Tout pour Chris Froome, vraiment ? Dans les Pyrénées, la stratégie des Sky était simple. Garder le maillot jaune sur les épaules du triple vainqueur du Tour de France. Ainsi, ce jeudi, lors de la première étape pyrénéenne, l'ensemble de la formation britannique s'est battue pour l'emmener jusqu'au pied de la montée finale et la pente à 16% de l'altiport de Peyragudes. Sauf que... rien ne s'est passé comme prévu. Sur l'attaque conjointe de Fabio Aru et de Romain Bardet, le Britannique a calé dans les derniers mètres et concédé plus de 20 secondes à ses rivaux. Pis, il a même abandonné son maillot jaune pour 6 secondes au profit du leader de l'équipe Astana, le champion d'Italie Fabio Aru.

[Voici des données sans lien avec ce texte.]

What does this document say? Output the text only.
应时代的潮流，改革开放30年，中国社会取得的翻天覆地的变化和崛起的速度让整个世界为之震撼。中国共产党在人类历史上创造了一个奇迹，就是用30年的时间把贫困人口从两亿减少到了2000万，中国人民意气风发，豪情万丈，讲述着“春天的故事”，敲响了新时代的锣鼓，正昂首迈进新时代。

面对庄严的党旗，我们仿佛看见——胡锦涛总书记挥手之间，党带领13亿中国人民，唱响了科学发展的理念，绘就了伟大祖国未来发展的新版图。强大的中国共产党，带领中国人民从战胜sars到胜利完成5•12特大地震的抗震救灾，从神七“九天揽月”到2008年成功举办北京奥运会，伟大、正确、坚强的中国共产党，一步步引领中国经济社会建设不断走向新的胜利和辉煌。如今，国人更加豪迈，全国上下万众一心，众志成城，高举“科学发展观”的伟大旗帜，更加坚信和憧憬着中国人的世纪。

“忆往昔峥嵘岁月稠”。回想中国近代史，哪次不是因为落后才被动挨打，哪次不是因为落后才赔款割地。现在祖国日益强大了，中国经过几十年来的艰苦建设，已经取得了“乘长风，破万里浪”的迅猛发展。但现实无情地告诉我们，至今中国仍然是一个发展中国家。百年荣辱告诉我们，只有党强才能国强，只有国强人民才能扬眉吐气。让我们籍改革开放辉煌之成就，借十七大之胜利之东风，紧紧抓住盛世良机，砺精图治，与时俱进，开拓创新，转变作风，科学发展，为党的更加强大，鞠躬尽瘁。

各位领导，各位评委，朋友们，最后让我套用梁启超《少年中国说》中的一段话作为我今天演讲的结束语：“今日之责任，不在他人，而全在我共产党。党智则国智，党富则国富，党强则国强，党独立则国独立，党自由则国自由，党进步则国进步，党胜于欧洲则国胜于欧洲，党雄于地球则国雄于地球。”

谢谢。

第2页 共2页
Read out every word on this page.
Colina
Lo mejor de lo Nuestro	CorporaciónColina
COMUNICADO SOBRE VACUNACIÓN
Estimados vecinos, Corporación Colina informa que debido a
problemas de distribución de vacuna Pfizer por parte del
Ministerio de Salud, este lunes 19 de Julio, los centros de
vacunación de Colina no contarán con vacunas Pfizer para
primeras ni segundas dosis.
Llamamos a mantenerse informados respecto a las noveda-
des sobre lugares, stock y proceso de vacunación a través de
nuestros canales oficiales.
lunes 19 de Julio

Le lendemain, lors de la courte mais hargneuse étape entre Saint-Girons et Foix, remportée au panache par Warren Barguil, Mikel Landa a lâché Froome pour suivre Alberto Contador dans la montée du col de Latrape, la première ascension du jour. Mais le Basque ne s'est pas contenté de le suivre, il a aussi assuré les relais avec "El Pistolero" et permis de creuser les écarts pour se replacer au général. Résultat : l'équipier de Froome intègre le Top 5 au général, à seulement 1'09" de Fabio Aru. "J'ai pensé (au maillot jaune), mais je savais que ce serait difficile", a-t-il déclaré après la 13e étape, sur le site officiel du Team Sky.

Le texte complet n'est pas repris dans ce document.